Could every country have a Green New Deal? Report charts paths for 143 countries
https://www.sciencedaily.com/releases/2019/12/191220150545.htm
In this update, Mark Z. Jacobson of Stanford University and his team find low-cost, stable grid solutions in 24 world regions encompassing the 143 countries. They project that transitioning to clean, renewable energy could reduce worldwide energy needs by 57%, create 28.6 million more jobs than are lost, and reduce energy, health, and climate costs by 91% compared with a business-as-usual analysis. The new paper makes use of updated data about how each country's energy use is changing, acknowledges lower costs and greater availability of renewable energy and storage technology, includes new countries in its analysis, and accounts for recently built clean, renewable infrastructure in some countries.

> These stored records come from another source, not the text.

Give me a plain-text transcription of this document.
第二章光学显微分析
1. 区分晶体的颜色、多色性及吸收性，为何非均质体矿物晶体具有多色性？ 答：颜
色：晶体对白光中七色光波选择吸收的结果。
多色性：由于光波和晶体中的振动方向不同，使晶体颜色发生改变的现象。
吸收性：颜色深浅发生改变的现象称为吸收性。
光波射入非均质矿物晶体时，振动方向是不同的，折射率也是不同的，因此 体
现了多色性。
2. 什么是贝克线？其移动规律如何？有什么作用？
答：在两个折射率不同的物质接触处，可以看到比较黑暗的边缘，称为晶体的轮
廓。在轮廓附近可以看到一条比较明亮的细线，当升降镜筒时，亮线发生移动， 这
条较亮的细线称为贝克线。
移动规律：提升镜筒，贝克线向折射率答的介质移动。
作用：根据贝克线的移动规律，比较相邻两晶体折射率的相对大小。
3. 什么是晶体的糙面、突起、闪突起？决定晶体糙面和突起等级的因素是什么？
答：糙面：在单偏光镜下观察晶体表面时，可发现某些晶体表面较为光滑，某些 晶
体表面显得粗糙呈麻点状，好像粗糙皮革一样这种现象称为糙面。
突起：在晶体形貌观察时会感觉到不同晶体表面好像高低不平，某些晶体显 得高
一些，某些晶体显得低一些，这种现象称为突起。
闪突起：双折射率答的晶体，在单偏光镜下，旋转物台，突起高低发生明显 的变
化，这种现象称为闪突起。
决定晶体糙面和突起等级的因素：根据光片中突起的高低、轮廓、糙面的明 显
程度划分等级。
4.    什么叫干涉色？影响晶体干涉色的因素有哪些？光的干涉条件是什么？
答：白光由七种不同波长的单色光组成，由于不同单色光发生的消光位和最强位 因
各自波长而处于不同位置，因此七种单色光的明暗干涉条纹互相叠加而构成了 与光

"There are a lot of countries that have committed to doing something to counteract the growing impacts of global warming, but they still don't know exactly what to do," says Jacobson, a professor of civil and environmental engineering at Stanford and the co-founder of the Solutions Project, a U.S. non-profit educating the public and policymakers about a transition to 100% clean, renewable energy. "How it would work? How it would keep the lights on? To be honest, many of the policymakers and advocates supporting and promoting the Green New Deal don't have a good idea of the details of what the actual system looks like or what the impact of a transition is. It's more an abstract concept. So, we're trying to quantify it and to pin down what one possible system might look like. This work can help fill that void and give countries guidance."